Since my first track day, I've fine-tuned my shifting, braking, cornering and passing. More importantly, I now have a solid grasp of the physics of driving. Before my first driver training class, I thought pitch and yaw was a show on PBS. Now I know how to anticipate what my car will do in a variety of conditions. That is largely because driving on a race track is like driving in rain or snow: any sudden, abrupt change, no matter how small, can send you into a spin or straight into a wall.
On more than one occasion, I've been able to apply my track experience in real life situations to avoid disaster. In one case, I was the passenger in a friend’s fancy new Volvo XC90 SUV. He was unfamiliar with snow driving, having grown up in the south. We'd gone snowboarding and on the way home he hit the brakes as he approached a stop sign and we started to slide. He turned the steering wheel hard to avoid another car, yet I knew that as long as he stood on the brakes physics dictated that he would continue heading straight for the car. So I told him to let off the brake, which enabled him to avoid a collision at the last minute. It wasn't a high-speed incident, but I saved him a few bucks in body work at the very least.

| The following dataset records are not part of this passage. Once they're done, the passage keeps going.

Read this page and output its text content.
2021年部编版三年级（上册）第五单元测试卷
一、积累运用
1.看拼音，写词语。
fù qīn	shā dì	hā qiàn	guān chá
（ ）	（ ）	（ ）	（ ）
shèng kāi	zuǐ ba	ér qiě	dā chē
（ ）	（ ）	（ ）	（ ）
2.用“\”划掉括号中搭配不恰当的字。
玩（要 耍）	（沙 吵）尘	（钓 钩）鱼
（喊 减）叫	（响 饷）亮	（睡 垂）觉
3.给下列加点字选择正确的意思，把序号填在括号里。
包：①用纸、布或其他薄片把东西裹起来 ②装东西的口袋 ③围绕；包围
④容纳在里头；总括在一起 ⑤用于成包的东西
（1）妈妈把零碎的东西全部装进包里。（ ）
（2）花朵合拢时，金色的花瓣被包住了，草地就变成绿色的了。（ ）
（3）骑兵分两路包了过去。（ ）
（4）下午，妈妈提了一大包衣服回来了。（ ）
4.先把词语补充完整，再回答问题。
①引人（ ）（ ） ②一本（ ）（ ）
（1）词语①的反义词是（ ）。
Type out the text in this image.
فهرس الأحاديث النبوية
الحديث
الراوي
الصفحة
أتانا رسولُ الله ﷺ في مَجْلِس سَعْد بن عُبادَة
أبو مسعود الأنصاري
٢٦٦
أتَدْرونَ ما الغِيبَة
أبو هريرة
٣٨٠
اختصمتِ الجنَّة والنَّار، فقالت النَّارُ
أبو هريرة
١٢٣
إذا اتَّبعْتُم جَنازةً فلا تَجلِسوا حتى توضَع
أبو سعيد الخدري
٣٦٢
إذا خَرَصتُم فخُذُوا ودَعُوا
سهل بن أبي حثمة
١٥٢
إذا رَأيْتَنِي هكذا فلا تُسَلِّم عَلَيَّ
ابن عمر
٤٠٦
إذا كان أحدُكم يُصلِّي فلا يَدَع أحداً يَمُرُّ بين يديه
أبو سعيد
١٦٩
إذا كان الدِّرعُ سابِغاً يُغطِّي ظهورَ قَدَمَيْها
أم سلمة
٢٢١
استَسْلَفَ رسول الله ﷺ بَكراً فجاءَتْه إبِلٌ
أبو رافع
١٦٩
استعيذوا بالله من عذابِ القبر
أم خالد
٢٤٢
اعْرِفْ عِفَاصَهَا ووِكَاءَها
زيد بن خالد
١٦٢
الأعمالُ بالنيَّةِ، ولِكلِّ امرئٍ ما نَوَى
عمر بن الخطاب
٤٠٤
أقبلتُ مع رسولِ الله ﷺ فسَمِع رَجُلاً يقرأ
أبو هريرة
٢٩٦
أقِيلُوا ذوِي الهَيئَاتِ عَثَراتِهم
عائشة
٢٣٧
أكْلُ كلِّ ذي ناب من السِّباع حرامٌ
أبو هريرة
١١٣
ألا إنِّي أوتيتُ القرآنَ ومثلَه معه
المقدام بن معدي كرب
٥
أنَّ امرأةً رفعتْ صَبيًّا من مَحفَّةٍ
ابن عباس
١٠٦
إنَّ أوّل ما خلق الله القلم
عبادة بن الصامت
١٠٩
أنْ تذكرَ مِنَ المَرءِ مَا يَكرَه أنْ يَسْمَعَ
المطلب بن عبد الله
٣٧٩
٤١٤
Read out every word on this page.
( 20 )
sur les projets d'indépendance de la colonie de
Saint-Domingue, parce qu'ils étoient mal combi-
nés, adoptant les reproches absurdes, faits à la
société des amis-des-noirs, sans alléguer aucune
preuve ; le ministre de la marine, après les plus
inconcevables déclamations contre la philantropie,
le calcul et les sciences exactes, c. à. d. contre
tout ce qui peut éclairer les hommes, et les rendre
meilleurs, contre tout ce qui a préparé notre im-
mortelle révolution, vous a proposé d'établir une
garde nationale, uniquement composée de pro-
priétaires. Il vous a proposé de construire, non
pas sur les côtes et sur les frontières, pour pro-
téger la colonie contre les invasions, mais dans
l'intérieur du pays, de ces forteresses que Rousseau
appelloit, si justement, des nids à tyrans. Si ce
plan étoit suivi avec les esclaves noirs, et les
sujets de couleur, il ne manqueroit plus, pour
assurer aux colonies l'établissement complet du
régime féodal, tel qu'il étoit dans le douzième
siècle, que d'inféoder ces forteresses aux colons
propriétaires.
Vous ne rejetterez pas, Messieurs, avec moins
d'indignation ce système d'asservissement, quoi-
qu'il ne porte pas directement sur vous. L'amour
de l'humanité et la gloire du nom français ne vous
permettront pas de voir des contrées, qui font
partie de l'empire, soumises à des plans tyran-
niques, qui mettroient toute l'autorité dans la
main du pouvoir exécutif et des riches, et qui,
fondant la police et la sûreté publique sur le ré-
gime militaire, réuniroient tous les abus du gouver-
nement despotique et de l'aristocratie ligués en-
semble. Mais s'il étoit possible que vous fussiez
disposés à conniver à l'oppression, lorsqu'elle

On another occasion, I was on a road trip with my wife heading to Boise, Idaho to visit friends. I'd been driving for eight hours straight and my mind was numbed by the monotonous highway travel. My rule of thumb is to never go more than 10 mph over the speed limit, and I held to that rule as I cruised down the highway at 85 mph. At one point, I noticed that up ahead cars were bunched up, blocking both lanes, and going very slowly. As my brain registered the rate of closure, I realized that the cars were going 40 mph in a 75 mph zone, and that I wasn't going to be able to slow down in time. I hit the brakes in our Subaru Outback firmly and aimed our car between the two groups of cars in each lane.
Even though the brakes were nearly at lockup, I threaded the needle between the cars in both lanes, with no more than a rearview mirror of space on each side. Had the opening not been there and I'd not stayed focused, I would have piled into one or both sets of cars at 60 mph, or tried to go around them, skidding off the road and maybe rolling the car. Instead, everyone involved got a major adrenaline rush and said a few "thank yous" to our gods of choice. My god was Team Continental.